Она заговорила свободно и легко об интересовавшем его предмете. Он почувствовал себя лучше и даже глубже уселся в кресло, продолжая, однако, крепко держаться за ручки, словно опасался, что оно уйдет из-под него и он шлепнется на пол. Ему удалось найти тему, близкую ей, и теперь он напряженно слушал, удивляясь тому, как много знаний укладывается в ее хорошенькой головке, и наслаждаясь созерцанием ее хрупкой красоты… Он старался понять то, что слышал, хотя незнакомые слова, так просто слетавшие с ее губ, повергали его в недоумение, да и весь ход мысли был ему совершенно чужд. Однако все это заставляло его ум работать. Вот где умственная жизнь, думал он, вот где красота, яркая и чудесная, о существовании которой он даже никогда не подозревал. Он забыл все окружающее и жадными глазами впился в девушку. Да, он нашел здесь то, для чего стоило жить, чего стоило добиваться, из-за чего стоило бороться и ради чего стоило умереть. Книги говорили правду. Бывают на свете такие женщины. Вот одна из них. Она окрылила его воображение, и огромные яркие полотна возникали перед ним, и на них роились таинственные романтические образы, сцены любви и героических подвигов во имя женщины — бледной женщины, золотого цветка. И сквозь эти зыбкие, трепетные видения, как сквозь чудесный мираж, он смотрел на живую женщину, говорившую ему об искусстве и литературе. Он слушал и смотрел, не сознавая пристальности своего взгляда, не сознавая, что вся мужская сущность его натуры отражена в его блестящих глазах. Но она, мало знавшая о жизни и о мужчинах, вдруг по-женски насторожилась, поймав этот пылающий взгляд. Еще ни один мужчина не смотрел на нее так, и этот взгляд смутил ее. Она запнулась и умолкла. От нее вдруг ускользнула нить рассуждений. Этот человек пугал ее, и в то же время ей почему-то было приятно, что он так на нее смотрит. Полученное воспитание предостерегало ее против опасности и силы этого таинственного, коварного обаяния; но инстинкт звенел в крови, требуя, чтобы она забыла свое происхождение и положение в обществе и устремилась навстречу этому гостю из другого мира, этому неуклюжему юноше с израненными руками и красной полоской на шее, натертой непривычным воротничком, — юноше, очевидно, хорошо знакомому с окружающей его грубой жизнью. Она была чиста, и вся чистота ее возмущалась; но она была женщина, и к тому же только что начавшая задумываться над удивительным парадоксом женской природы.

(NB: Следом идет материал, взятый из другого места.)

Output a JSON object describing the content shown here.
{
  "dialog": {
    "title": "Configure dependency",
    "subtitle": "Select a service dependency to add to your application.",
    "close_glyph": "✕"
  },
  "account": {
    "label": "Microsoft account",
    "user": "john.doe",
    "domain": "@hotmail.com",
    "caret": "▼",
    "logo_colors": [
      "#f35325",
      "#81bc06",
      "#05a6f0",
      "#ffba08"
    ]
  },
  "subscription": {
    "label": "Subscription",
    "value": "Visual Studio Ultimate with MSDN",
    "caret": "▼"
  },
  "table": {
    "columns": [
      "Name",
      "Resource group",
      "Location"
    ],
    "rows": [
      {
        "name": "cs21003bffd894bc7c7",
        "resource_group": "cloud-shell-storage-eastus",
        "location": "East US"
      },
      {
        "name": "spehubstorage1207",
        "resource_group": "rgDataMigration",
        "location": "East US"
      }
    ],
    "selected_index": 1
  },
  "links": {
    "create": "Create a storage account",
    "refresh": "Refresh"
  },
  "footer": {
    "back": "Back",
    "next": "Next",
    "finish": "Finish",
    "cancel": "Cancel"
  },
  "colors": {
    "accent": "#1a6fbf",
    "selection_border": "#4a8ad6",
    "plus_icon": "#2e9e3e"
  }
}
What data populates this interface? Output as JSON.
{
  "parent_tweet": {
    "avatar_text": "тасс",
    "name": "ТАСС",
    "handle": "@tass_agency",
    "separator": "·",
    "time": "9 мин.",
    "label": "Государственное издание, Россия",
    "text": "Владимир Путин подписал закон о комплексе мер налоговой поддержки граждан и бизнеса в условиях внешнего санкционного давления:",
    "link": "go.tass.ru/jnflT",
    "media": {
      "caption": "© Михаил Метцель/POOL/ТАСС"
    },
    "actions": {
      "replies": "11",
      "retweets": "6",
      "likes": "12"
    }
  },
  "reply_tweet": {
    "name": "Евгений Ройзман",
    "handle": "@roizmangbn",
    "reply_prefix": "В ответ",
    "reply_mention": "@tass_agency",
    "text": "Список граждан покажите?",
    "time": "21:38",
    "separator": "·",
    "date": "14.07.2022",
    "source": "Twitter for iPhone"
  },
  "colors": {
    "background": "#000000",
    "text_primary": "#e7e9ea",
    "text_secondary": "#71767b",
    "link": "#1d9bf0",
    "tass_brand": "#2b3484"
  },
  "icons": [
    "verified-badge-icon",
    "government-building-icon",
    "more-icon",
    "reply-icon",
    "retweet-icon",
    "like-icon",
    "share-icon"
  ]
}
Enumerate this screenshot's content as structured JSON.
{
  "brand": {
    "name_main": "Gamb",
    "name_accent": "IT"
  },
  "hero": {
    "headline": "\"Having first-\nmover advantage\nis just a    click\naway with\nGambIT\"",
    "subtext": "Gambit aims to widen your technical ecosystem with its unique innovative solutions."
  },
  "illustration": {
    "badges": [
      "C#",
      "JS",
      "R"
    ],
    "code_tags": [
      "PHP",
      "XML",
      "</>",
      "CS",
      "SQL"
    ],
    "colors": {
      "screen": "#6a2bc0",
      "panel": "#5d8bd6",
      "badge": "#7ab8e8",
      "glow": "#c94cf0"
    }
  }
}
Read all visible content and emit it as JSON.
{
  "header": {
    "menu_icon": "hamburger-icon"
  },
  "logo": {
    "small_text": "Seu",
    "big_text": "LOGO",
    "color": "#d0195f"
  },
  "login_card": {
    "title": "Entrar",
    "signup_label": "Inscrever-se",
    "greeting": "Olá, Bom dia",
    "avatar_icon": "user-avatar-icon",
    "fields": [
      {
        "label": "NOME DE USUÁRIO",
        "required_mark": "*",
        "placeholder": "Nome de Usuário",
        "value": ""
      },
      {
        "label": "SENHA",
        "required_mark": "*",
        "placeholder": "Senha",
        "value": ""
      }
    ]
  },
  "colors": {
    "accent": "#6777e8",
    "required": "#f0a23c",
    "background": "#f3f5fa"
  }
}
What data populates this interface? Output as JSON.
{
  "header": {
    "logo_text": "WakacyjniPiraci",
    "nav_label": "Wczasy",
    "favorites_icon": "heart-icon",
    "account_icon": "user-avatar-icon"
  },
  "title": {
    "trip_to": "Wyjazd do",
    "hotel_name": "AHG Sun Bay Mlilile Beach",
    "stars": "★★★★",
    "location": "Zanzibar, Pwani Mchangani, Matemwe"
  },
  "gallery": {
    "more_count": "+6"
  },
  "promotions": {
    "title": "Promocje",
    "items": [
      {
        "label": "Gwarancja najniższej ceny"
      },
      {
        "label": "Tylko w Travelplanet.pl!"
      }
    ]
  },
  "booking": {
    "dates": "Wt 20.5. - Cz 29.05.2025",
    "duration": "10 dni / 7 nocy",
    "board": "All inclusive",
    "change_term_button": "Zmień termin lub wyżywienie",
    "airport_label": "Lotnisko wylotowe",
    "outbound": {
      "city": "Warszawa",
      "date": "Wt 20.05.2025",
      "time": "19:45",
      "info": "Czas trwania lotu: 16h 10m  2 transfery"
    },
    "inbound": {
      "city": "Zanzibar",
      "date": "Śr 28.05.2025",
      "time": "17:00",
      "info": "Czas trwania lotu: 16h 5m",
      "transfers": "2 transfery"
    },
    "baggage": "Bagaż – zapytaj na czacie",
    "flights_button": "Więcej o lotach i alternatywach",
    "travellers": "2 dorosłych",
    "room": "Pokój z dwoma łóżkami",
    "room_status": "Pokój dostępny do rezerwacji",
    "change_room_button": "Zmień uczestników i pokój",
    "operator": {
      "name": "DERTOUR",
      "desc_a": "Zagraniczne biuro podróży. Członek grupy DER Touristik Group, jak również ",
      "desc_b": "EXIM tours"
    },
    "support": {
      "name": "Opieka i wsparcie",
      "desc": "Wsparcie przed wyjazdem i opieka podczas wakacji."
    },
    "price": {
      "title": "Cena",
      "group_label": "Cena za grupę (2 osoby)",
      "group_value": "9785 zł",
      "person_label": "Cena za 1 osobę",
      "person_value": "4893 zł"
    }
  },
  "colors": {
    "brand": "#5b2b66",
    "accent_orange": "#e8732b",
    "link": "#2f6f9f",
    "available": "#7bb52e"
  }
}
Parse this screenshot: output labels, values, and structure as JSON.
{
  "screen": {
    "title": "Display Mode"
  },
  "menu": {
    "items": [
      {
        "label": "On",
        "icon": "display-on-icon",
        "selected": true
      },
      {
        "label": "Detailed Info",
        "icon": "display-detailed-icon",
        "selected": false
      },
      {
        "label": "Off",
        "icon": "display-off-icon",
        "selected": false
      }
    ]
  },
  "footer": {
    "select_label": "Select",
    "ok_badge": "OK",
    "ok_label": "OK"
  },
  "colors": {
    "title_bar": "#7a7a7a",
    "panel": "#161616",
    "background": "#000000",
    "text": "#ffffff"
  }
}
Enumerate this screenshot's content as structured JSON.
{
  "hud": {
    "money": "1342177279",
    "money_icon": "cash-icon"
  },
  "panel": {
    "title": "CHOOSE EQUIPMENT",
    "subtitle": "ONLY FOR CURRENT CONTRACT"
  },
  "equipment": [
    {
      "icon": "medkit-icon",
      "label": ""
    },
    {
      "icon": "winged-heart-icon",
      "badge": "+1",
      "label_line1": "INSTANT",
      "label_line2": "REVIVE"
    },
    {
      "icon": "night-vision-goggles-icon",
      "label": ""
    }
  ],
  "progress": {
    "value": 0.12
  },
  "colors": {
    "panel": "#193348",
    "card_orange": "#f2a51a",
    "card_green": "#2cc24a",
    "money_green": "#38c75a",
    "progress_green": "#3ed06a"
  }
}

— Как я сказала… А что я говорила? — вдруг воскликнула она, оборвав фразу, и сама весело рассмеялась.
— Вы говорили, что этот Суинберн не сделался великим поэтом, потому что… да… вот на этом вы как раз и остановились, мисс…
Он сказал это и почувствовал точно приступ внезапного голода. От ее смеха приятные мурашки забегали у него по спине. Точно серебро, подумал он, точно маленькие серебряные колокольчики; и в это мгновение, и только на одно мгновение, он перенесся в далекую страну, сидел там под цветущей розовой вишней, курил и слушал звон колокольчиков остроконечной пагоды, призывающий на молитву богомольцев в соломенных сандалиях.
— Да, да… благодарю вас, — отвечала она. — Суинберн потому не сделался великим поэтом, что, по правде говоря, он иногда бывает грубоват. У него есть такие стихотворения, которые просто не стоит читать. У настоящего поэта каждая строчка исполнена прекрасного, истинного и взывает к самому высокому и благородному в человеке. У великих поэтов нельзя выкинуть ни одной строчки. Это было бы огромной потерей для мира.
— А мне это показалось очень хорошо, — сказал он нерешительно, — то, что я вот тут прочел… Мне и в голову не приходило, что он такой негодяй. Должно быть, это сказывается в других его книгах.
— И в той книге, которую вы читали, есть много строк, которые можно было бы выкинуть без всякого ущерба, — заявила она твердым и убежденным тоном.
— Мне они, верно, не попались, — сказал он. — То, что я читал, было уж очень здорово. Точно свет какой-то тебе в душу светит, вроде солнца или прожектора. Так мне показалось, мисс: да ведь я, должно быть, ни черта в стихах не смыслю.